You can read the report on Tennessee by clicking on the “America’s Health Rankings” logo at right.
Edwards, who also holds the Adams Chair of Excellence in Health Care Services, notes that Tennessee is tops in the nation for a low percentage of binge drinking. The state also has higher per capita public health funding, 21st in the country, than most states.
While the state ranks 48th in sedentary lifestyle and 45th in infant mortality, the center has been ahead of the curve in working to improve public awareness of healthy lifestyles to lower these numbers.
“For three years, the center has funded community workshops in diabetes self-management,” says Edwards. “We address nutrition, diet and other factors in a six-week program.”
The “Yes I Can Diabetes Self-Management Program,” administered with the Primary Care & Hope Clinic in Murfreesboro, empowers residents diagnosed with Type 2 diabetes and pre-diabetes to manage their conditions.

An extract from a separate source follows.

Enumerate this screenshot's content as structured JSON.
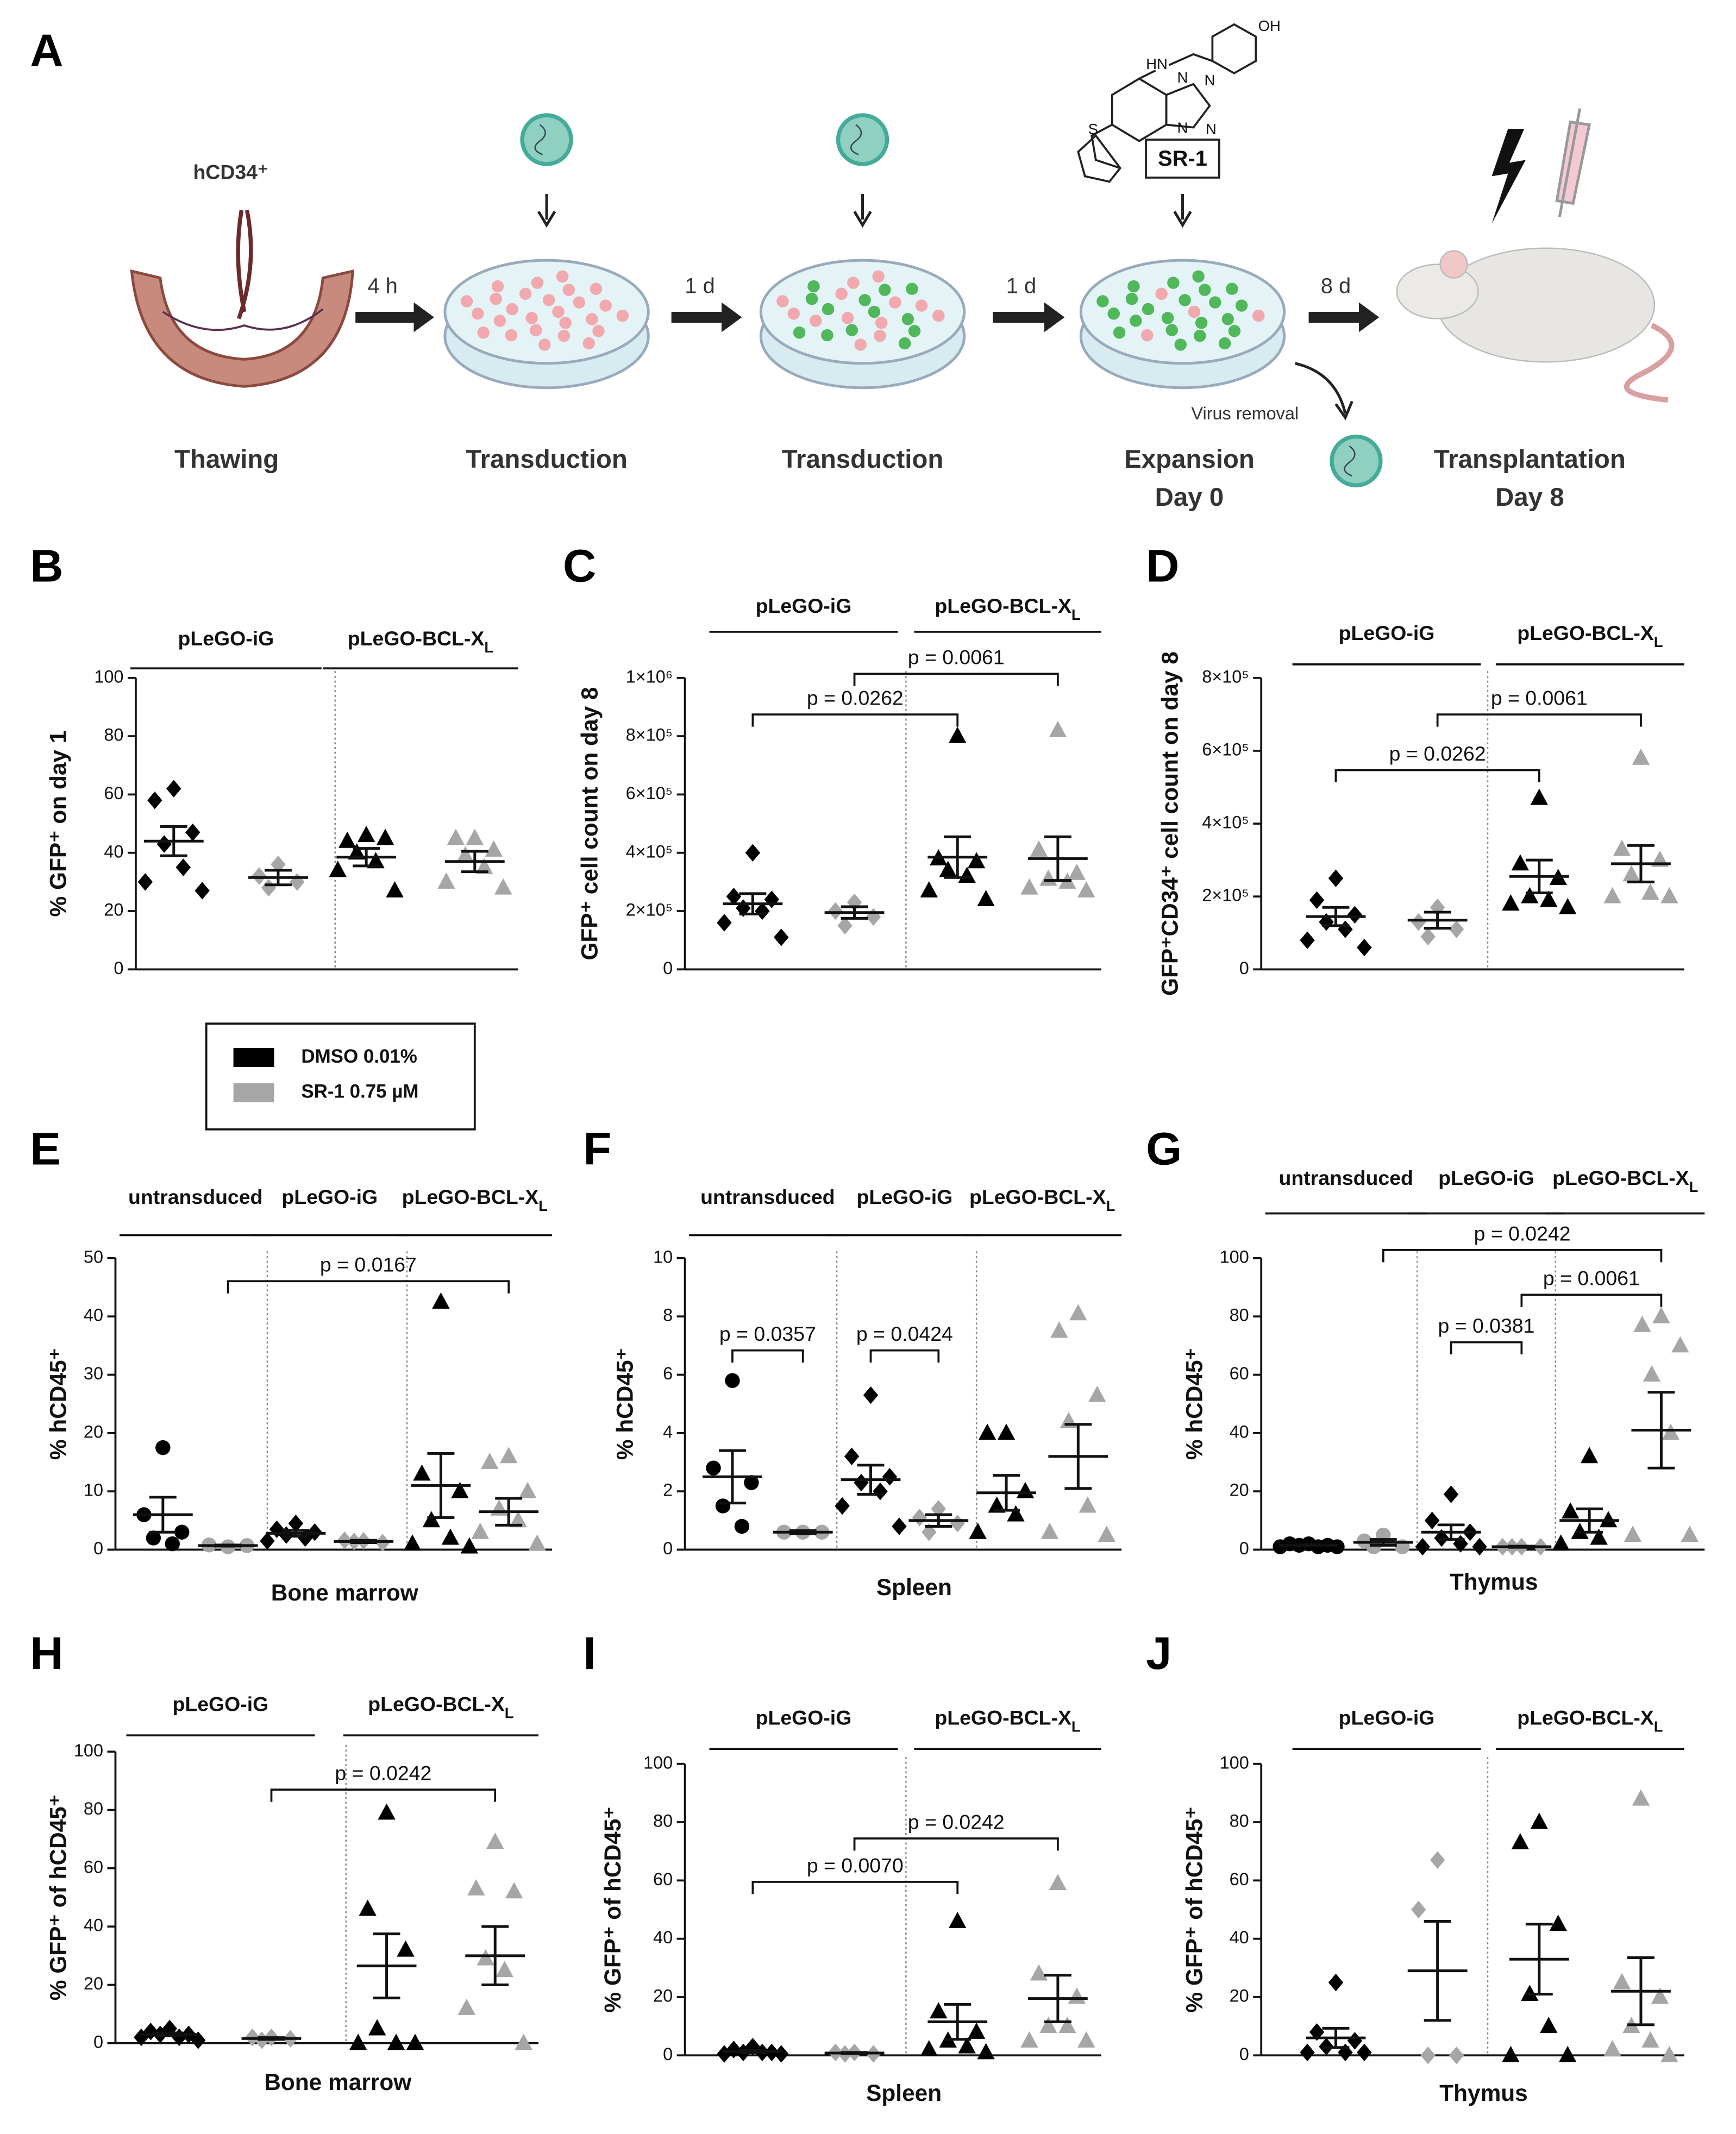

And on Nov. 30, in partnership with the Tennessee Department of Health, the center conducted a training workshop for professionals who teach parents in high-risk populations how to care for their babies.
Edwards says a surprising number of infant deaths in Tennessee occur due to their parents’ failure to adhere to proper sleeping habits.
“The key is as easy as A-B-C,” says Edwards. “‘A’ stands for ‘alone.’ There should be nothing with the baby but a blanket. ‘B’ stands for ‘on their backs.’ Babies should not sleep on their sides or stomachs. ‘C’ stands for ‘crib,’ which is where the babies should be sleeping.”
The center also encourages women of childbearing age to be good to their babies before they’re born. Through a program funded by the March of Dimes, the center uses social media and on-campus gatherings to talk to young women about getting their bodies ready for healthy pregnancies down the road.
The CHHS also is in the second year of a three-year grant to fund the “Tennessee Anti-Tobacco Advocacy Initiative,” a project to improve smoking cessation in adults and youth at the grass-roots level.
“By collaboration with state agencies, organizations and volunteers, we can change risky behaviors by getting the right information into people’s hands,” Edwards says.